“It’s connected to the broader anxiety that we just don’t know where all this is going,” said Horwitz, who studies how digital technologies, including AI, can improve access to care. “Across industries, there’s a lot of like, ‘Well, wait a minute, having these AI things definitely makes money for people at the top at the expense of workers doing the jobs. Why are we all getting in line to just try to keep propelling this forward without having a thoughtful approach to it?’”
On Wednesday morning, therapists walked off their jobs and headed to picket lines outside Kaiser facilities in Oakland, Sacramento, Santa Rosa, Santa Clara and Fresno.
In Oakland, Harimandir Khalsa, 55, said her team of clinicians who screen patients seeking mental health services in the Walnut Creek area has been reduced by two-thirds. Instead, Kaiser is increasingly using telephone operators and online surveys or questionnaires that use AI to screen patients.
“I have seen firsthand patients who were screened by a telephone service operator and sent to an external referral network. In some cases, they were self-harming … they should never have been sent out, they should have talked to a clinician to assess risk, to come up with safety planning and get them a more urgent appointment,” Khalsa told KQED.

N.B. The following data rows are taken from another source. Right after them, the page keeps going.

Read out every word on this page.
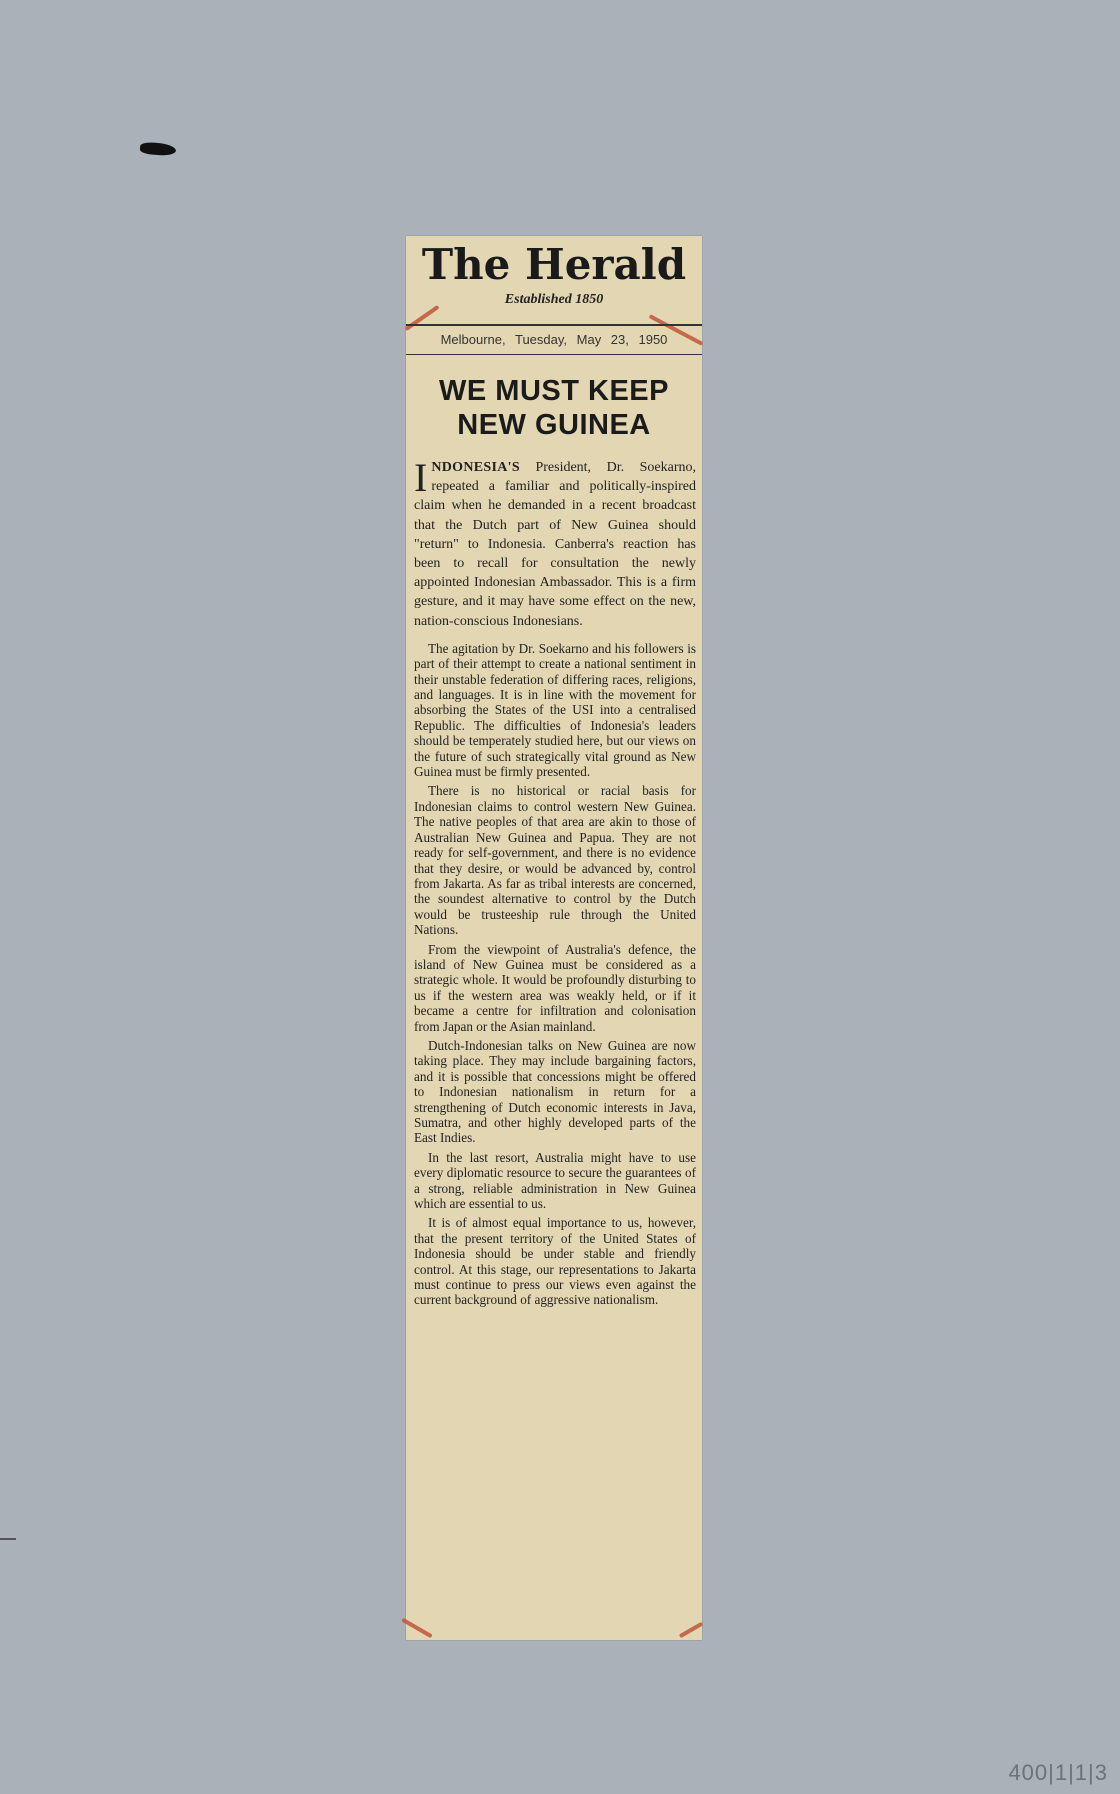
The Herald
Established 1850
Melbourne, Tuesday, May 23, 1950
WE MUST KEEP
NEW GUINEA

INDONESIA'S President, Dr. Soekarno, repeated a familiar and politically-inspired claim when he demanded in a recent broadcast that the Dutch part of New Guinea should "return" to Indonesia. Canberra's reaction has been to recall for consultation the newly appointed Indonesian Ambassador. This is a firm gesture, and it may have some effect on the new, nation-conscious Indonesians.

The agitation by Dr. Soekarno and his followers is part of their attempt to create a national sentiment in their unstable federation of differing races, religions, and languages. It is in line with the movement for absorbing the States of the USI into a centralised Republic. The difficulties of Indonesia's leaders should be temperately studied here, but our views on the future of such strategically vital ground as New Guinea must be firmly presented.

There is no historical or racial basis for Indonesian claims to control western New Guinea. The native peoples of that area are akin to those of Australian New Guinea and Papua. They are not ready for self-government, and there is no evidence that they desire, or would be advanced by, control from Jakarta. As far as tribal interests are concerned, the soundest alternative to control by the Dutch would be trusteeship rule through the United Nations.

From the viewpoint of Australia's defence, the island of New Guinea must be considered as a strategic whole. It would be profoundly disturbing to us if the western area was weakly held, or if it became a centre for infiltration and colonisation from Japan or the Asian mainland.

Dutch-Indonesian talks on New Guinea are now taking place. They may include bargaining factors, and it is possible that concessions might be offered to Indonesian nationalism in return for a strengthening of Dutch economic interests in Java, Sumatra, and other highly developed parts of the East Indies.

In the last resort, Australia might have to use every diplomatic resource to secure the guarantees of a strong, reliable administration in New Guinea which are essential to us.

It is of almost equal importance to us, however, that the present territory of the United States of Indonesia should be under stable and friendly control. At this stage, our representations to Jakarta must continue to press our views even against the current background of aggressive nationalism.

400|1|1|3
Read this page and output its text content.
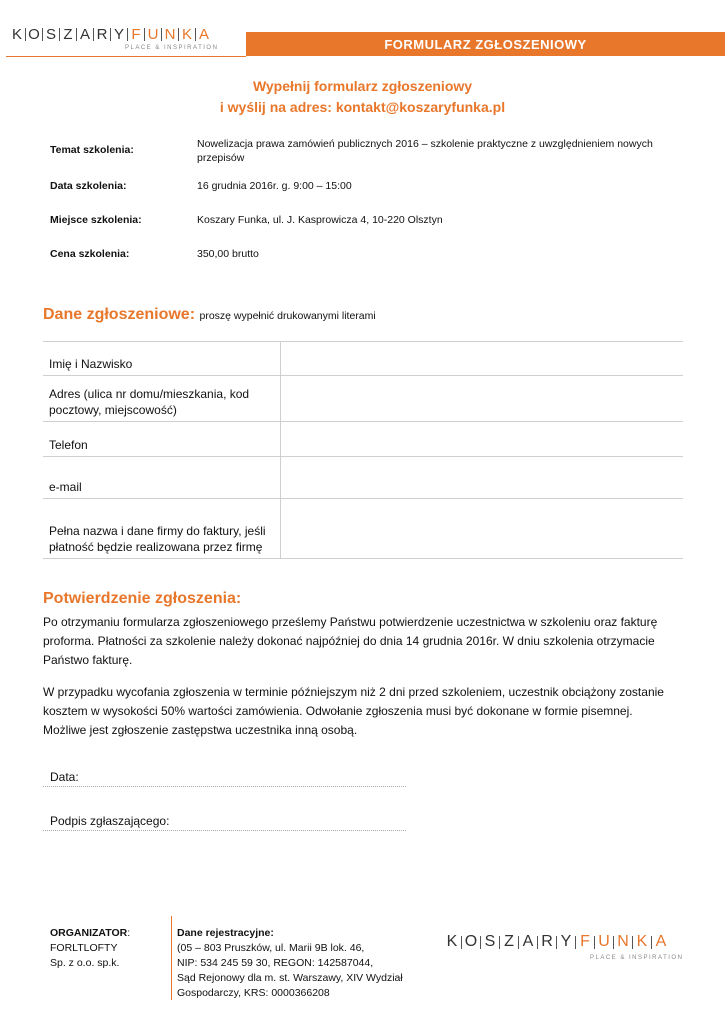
K O S Z A R Y F U N K A
PLACE & INSPIRATION	FORMULARZ ZGŁOSZENIOWY
Wypełnij formularz zgłoszeniowy
i wyślij na adres: kontakt@koszaryfunka.pl
Temat szkolenia:	Nowelizacja prawa zamówień publicznych 2016 – szkolenie praktyczne z uwzględnieniem nowych przepisów
Data szkolenia:	16 grudnia 2016r. g. 9:00 – 15:00
Miejsce szkolenia:	Koszary Funka, ul. J. Kasprowicza 4, 10-220 Olsztyn
Cena szkolenia:	350,00 brutto
Dane zgłoszeniowe: proszę wypełnić drukowanymi literami
Imię i Nazwisko	
Adres (ulica nr domu/mieszkania, kod pocztowy, miejscowość)	
Telefon	
e-mail	
Pełna nazwa i dane firmy do faktury, jeśli płatność będzie realizowana przez firmę	
Potwierdzenie zgłoszenia:
Po otrzymaniu formularza zgłoszeniowego prześlemy Państwu potwierdzenie uczestnictwa w szkoleniu oraz fakturę proforma. Płatności za szkolenie należy dokonać najpóźniej do dnia 14 grudnia 2016r. W dniu szkolenia otrzymacie Państwo fakturę.
W przypadku wycofania zgłoszenia w terminie późniejszym niż 2 dni przed szkoleniem, uczestnik obciążony zostanie kosztem w wysokości 50% wartości zamówienia. Odwołanie zgłoszenia musi być dokonane w formie pisemnej. Możliwe jest zgłoszenie zastępstwa uczestnika inną osobą.
Data:
Podpis zgłaszającego:
ORGANIZATOR:
FORLTLOFTY
Sp. z o.o. sp.k.
Dane rejestracyjne:
(05 – 803 Pruszków, ul. Marii 9B lok. 46,
NIP: 534 245 59 30, REGON: 142587044,
Sąd Rejonowy dla m. st. Warszawy, XIV Wydział
Gospodarczy, KRS: 0000366208
K O S Z A R Y F U N K A
PLACE & INSPIRATION
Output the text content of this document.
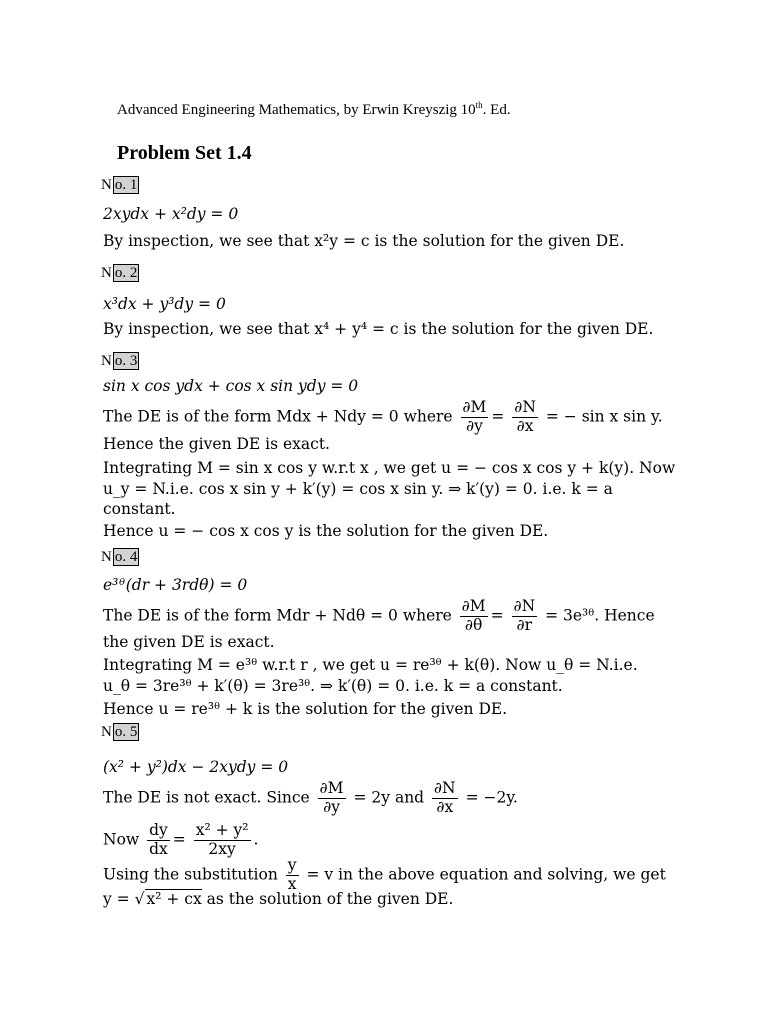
Advanced Engineering Mathematics, by Erwin Kreyszig 10th. Ed.
Problem Set 1.4
N o. 1
2xydx + x²dy = 0
By inspection, we see that x²y = c is the solution for the given DE.
N o. 2
x³dx + y³dy = 0
By inspection, we see that x⁴ + y⁴ = c is the solution for the given DE.
N o. 3
sin x cos ydx + cos x sin ydy = 0
The DE is of the form Mdx + Ndy = 0 where $\frac{\partial M}{\partial y} = \frac{\partial N}{\partial x}$ = − sin x sin y.
Hence the given DE is exact.
Integrating M = sin x cos y w.r.t x , we get u = − cos x cos y + k(y). Now
u_y = N.i.e. cos x sin y + k′(y) = cos x sin y. ⇒ k′(y) = 0. i.e. k = a
constant.
Hence u = − cos x cos y is the solution for the given DE.
N o. 4
e³ᶿ(dr + 3rdθ) = 0
The DE is of the form Mdr + Ndθ = 0 where $\frac{\partial M}{\partial\theta} = \frac{\partial N}{\partial r}$ = 3e³ᶿ. Hence
the given DE is exact.
Integrating M = e³ᶿ w.r.t r , we get u = re³ᶿ + k(θ). Now u_θ = N.i.e.
u_θ = 3re³ᶿ + k′(θ) = 3re³ᶿ. ⇒ k′(θ) = 0. i.e. k = a constant.
Hence u = re³ᶿ + k is the solution for the given DE.
N o. 5
(x² + y²)dx − 2xydy = 0
The DE is not exact. Since $\frac{\partial M}{\partial y} = 2y$ and $\frac{\partial N}{\partial x} = -2y$.
Now $\frac{dy}{dx} = \frac{\text{x² + y²}}{2xy}$ .
Using the substitution $\frac{y}{x} = v$ in the above equation and solving, we get
y = √ x² + cx as the solution of the given DE.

This latest walkout comes about a month after the end of a four-week strike that initially involved up to 31,000 nurses, physician assistants, physical therapists, optometrists and other health care employees in California and Hawaii. Those workers are currently voting on whether to ratify tentative agreements the union said included wage increases, as well as staffing and AI protections.
In 2022, therapists at Kaiser represented by the same union went on strike for 10 weeks, over concerns about patient care delays, workloads, understaffing and other issues.
Mental health workers strike at the Kaiser Oakland Medical Facility in Oakland on March 18, 2026. (Martin do Nascimento/KQED)
Kaiser has agreed to multimillion-dollar settlements with state and federal regulators in recent years related to long wait times for patients seeking mental health services. Last month, the U.S. Department of Labor announced the company will pay a $2.8 million penalty, and at least $28.3 million to reimburse patients who sought out-of-network care after Kaiser delayed or improperly denied care.
In 2023, the state’s largest health plan said it would invest $150 million over five years to improve behavioral health for its patients and pay a $50 million fine to resolve a California Department of Managed Health Care investigation.
A spokesperson for the agency, which oversees mental health services in the state, said it is monitoring Kaiser’s progress and investigating a union complaint alleging that Kaiser is flouting a state law requiring licensed health care professionals to initially assess patients to determine what care they need.
UNHW maintains that beginning in 2024, Kaiser changed how it screens patients when they call or go online seeking care. The company unilaterally replaced many trained clinicians with unqualified telephone operators and an online questionnaire with AI to make recommendations on next steps, according to the union, which considers the move an unfair labor practice.
Mental health workers strike at the Kaiser Oakland Medical Facility in Oakland on March 18, 2026. (Martin do Nascimento/KQED)
Federman, the therapist in San Leandro, said the new system is missing high-risk patients, making them wait longer than recommended to see a provider.
“I’m seeing a lot of people, where it’s like, ‘wow, they’re really acute,’ and by the time triage [sends them], it’s been a month that they’ve waited — and that’s really dangerous,” she said.
The therapists’ contract with Kaiser ended last September. During bargaining, the company has sought to eliminate current workload limits that allow therapists to have enough time to care for existing patients, Federman said. She worries that the employer may seek to lay off in-house therapists and increasingly refer patients to outside contractors, who won’t offer the same quality of integrated care Kaiser advertises.
The nonprofit health organization countered that it is seeking flexibility to adjust to a “higher than ever” demand for its services, and does not plan to eliminate therapists’ jobs.
“Our contract proposals are aimed at achieving the flexibility we and our therapists need to improve mental health access for our members even as patient needs continue to rise,” the company’s statement said. “We have nearly doubled our mental health workforce over the last 10 years and have never had a reduction-in-force of mental health clinicians in Northern California.”